Developers live and breath on their machines and the good ones are constantly trying new tools, updating old ones pulling down app servers, setting up local databases or LDAP servers. Most of them have a high end laptop at home and a cushy two monitor setup that is often better than the one provided at work. It frustrates them that the company doesn’t understand the gains in productivity they could get just updating the hardware. Then the day comes where they’re granted a new machine and they dream about it waiting weeks for it to show up.

They come in one morning and see the new machine setup and deployed. Their old machine is missing from the cube, and that causes some concern. Ignoring warning signs of danger they log in with their trusty network login and start running through a list of the most important things to get installed first. They login, fire up IE and go grab an install of Firefox. Starting the installer a dialog box shows up informing them that access is denied. Blood pressure doubles in the next minute. Then they try to stay calm as they dial up the help desk to get admin rights granted to the account.

A cheerful voice on the phone informs them that the current policy is that no one gets admin access to their desktop. The help desk will install all software. The developer explains that they had admin access on their old machine. Yes, but the new policy is being rolled out with the new hardware. At this point the developer slams down the phone and sprints over the to the help desk to explain the craziness of denying admin access in person.

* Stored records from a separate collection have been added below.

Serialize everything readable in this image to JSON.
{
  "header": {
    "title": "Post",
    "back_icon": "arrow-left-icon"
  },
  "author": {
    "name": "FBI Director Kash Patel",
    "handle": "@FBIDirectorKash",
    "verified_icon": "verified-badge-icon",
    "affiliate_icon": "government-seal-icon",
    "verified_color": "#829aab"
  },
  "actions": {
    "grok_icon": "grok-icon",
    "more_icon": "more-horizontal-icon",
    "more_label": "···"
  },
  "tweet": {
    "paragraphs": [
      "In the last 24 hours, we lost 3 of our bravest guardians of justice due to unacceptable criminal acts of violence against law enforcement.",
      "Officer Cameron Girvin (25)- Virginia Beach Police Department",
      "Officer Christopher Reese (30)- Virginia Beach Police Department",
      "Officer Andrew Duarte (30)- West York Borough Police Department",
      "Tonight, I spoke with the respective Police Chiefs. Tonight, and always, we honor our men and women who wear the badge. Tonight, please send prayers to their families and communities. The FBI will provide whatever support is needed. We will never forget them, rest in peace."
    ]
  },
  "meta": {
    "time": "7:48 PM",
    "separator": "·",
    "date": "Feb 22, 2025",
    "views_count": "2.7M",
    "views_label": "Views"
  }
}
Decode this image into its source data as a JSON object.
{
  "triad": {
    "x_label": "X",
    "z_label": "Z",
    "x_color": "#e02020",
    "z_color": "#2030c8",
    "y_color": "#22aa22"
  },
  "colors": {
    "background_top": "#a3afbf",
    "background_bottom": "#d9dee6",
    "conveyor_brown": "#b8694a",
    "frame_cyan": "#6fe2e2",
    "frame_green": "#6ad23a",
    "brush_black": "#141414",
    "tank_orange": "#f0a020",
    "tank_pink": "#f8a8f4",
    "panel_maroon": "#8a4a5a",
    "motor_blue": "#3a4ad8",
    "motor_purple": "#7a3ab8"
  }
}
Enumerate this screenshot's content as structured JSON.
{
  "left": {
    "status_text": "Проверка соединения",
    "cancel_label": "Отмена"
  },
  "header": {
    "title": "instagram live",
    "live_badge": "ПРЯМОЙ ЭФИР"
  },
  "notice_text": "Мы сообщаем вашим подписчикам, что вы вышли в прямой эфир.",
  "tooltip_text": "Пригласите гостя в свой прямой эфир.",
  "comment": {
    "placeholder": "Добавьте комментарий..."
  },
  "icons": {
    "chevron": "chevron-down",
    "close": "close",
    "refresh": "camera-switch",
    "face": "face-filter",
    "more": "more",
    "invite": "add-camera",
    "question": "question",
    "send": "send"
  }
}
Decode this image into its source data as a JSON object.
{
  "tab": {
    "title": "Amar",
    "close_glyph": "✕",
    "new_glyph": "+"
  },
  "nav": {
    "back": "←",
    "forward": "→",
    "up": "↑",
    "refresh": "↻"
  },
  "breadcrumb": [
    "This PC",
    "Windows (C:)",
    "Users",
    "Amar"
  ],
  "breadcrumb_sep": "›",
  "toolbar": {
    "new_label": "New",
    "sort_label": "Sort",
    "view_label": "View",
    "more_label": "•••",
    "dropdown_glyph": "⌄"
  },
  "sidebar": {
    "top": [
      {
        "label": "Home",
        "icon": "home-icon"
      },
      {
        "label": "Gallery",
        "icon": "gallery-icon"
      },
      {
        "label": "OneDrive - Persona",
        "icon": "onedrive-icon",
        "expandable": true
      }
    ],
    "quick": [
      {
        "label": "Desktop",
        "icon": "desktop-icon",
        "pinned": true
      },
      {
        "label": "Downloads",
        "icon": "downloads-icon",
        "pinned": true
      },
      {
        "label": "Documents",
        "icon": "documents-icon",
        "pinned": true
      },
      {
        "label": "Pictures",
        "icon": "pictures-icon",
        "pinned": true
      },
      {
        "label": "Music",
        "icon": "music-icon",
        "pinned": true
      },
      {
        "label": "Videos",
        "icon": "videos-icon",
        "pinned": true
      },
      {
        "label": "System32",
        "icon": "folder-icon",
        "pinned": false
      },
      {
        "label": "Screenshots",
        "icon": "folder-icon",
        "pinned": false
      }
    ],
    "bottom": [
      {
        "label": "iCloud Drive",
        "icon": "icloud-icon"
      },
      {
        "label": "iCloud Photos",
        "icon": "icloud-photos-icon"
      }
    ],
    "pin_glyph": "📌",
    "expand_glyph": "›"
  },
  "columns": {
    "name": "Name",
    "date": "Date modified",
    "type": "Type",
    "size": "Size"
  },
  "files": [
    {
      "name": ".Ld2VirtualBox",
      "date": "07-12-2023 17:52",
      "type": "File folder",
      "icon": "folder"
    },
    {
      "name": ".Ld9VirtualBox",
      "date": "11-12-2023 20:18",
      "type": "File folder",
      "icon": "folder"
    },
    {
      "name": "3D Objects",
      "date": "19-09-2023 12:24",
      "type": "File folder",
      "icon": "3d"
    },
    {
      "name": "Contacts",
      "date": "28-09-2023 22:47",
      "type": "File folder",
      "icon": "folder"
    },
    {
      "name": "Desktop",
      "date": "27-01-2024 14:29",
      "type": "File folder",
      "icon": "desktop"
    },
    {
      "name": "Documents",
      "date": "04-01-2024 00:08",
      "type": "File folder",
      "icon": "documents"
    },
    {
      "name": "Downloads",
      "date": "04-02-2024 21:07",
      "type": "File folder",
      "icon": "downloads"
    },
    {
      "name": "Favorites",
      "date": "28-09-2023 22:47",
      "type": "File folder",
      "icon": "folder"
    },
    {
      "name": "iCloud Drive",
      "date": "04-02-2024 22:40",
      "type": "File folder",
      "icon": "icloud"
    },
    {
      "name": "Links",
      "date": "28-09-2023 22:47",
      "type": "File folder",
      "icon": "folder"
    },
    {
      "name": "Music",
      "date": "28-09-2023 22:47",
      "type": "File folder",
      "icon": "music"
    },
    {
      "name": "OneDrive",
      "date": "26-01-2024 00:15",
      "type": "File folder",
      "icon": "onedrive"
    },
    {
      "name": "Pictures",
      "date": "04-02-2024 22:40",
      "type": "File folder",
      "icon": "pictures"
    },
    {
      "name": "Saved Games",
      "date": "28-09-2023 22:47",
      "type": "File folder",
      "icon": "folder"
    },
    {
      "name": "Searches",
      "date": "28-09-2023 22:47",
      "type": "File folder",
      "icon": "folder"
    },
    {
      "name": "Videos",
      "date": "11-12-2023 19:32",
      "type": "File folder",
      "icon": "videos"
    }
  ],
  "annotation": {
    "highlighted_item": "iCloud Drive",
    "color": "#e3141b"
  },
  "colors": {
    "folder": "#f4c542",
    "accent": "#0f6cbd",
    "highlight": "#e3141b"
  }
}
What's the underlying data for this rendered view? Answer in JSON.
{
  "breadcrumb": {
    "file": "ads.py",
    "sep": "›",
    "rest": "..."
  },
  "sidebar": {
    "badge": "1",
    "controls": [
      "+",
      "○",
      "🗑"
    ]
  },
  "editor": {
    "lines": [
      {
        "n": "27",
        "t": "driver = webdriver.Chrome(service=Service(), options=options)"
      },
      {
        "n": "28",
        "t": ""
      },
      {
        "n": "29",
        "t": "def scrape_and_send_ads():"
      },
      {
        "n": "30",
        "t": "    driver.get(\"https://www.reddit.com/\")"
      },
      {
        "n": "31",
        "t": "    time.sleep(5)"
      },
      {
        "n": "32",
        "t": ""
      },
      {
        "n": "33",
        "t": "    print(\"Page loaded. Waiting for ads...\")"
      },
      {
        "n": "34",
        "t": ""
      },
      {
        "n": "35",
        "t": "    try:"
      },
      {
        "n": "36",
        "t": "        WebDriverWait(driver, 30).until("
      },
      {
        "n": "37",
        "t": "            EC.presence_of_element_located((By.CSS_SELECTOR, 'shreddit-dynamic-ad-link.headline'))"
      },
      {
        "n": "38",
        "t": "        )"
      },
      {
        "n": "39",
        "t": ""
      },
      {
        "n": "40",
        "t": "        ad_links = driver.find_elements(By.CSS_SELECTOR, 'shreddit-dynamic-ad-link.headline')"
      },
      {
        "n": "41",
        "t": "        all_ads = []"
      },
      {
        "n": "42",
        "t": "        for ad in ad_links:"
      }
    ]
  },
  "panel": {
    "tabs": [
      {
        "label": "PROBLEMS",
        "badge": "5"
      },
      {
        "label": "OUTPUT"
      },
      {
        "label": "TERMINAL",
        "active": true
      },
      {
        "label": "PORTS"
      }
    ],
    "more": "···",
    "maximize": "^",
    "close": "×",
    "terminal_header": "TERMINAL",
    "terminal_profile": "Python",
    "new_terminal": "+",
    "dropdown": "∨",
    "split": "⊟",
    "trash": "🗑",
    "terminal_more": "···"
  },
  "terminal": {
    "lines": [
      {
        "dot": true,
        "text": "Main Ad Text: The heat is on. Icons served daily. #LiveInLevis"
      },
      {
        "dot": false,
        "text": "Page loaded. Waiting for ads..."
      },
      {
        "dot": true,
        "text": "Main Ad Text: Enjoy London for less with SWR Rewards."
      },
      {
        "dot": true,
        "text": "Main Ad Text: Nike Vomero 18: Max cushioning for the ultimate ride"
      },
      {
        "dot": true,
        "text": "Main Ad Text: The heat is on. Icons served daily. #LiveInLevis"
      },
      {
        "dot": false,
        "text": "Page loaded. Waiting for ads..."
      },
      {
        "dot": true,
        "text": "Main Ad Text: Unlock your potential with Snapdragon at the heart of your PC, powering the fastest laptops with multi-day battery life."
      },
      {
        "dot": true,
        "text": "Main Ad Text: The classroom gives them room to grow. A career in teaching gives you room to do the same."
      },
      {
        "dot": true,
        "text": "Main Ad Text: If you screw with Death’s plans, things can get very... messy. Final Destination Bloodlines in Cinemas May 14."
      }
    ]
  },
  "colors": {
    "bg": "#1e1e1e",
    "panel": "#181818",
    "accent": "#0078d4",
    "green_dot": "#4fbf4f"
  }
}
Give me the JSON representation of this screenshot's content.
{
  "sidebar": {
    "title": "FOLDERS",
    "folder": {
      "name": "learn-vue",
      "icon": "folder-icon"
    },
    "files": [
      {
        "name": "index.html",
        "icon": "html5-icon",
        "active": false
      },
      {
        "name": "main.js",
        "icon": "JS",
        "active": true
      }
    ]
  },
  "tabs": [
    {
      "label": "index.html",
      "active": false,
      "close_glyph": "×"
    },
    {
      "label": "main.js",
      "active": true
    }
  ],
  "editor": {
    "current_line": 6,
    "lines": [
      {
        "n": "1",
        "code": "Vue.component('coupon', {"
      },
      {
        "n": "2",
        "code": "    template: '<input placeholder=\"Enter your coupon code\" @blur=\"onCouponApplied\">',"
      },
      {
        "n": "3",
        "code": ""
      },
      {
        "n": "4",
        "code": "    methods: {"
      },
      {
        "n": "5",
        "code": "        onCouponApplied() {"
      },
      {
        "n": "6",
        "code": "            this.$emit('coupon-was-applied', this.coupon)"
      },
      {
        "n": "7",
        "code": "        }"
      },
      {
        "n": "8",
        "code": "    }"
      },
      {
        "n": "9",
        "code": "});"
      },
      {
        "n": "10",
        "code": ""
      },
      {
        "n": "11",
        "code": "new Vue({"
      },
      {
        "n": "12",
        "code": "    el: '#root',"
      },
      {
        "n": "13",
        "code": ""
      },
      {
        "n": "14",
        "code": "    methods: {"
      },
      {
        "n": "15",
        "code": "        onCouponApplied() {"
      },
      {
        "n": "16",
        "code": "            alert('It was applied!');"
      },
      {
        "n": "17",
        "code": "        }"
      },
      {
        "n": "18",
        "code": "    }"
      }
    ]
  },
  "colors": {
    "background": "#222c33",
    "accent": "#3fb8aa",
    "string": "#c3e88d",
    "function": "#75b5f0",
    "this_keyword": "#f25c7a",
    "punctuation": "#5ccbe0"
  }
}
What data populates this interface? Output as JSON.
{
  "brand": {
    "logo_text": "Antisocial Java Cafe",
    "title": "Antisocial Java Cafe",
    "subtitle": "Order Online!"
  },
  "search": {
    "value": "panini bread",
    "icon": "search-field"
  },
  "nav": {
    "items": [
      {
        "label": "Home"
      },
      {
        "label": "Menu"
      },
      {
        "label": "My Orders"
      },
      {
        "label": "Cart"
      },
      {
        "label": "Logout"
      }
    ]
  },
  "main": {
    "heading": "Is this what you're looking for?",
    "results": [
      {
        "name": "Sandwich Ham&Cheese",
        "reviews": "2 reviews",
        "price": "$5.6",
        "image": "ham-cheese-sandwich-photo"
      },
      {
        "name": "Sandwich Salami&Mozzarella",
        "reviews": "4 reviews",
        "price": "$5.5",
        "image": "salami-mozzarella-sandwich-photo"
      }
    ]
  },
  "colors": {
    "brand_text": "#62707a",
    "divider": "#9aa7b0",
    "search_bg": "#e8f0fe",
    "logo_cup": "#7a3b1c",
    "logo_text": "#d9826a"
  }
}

As a development manager soon after they’ve ranted at the help desk I get involved and have to calm myself down for a few minutes, because if anything I get more frustrated with these one size fits all admin access policies then my developers. I simply send off an email at first listing the reasons the developers will need admin access:

  • Developers install and update their tools on a regular basis and ruby or java development involves a constant updating of libraries.
  • Developers need to install open source tools on a constant basis such as IDEs, editors, diff tools, browsers, etc.
  • Waiting days or weeks for a help desk staff to install something is completely untenable when doing weekly iterations.
  • It is an incredible waste of the help desk’s staff time to come over and update or install software on probably a daily basis for even a small development team. You’ll almost end up with one person per 10 developers to just do installs.
  • Developers are savvy enough not to fall for trojan horse software and other items that say an admin might install without realizing.
  • The fact that the developer’s machine might be hard to recover if it has a massive hardware failure is a perfectly acceptable risk and developer’s don’t expect the help desk to restore it back with all of there tools intact.

To use an analogy not allowing your developer’s to have admin access to their desktops is like having to have a personal escort to unlock the bathroom for you every time you need to visit the restroom.

So I apologize for the developers who appear half-crazed and unwilling to follow a simple admin access policy, but hopefully I’ve been able to give you some insight as to why they are so passionate about it.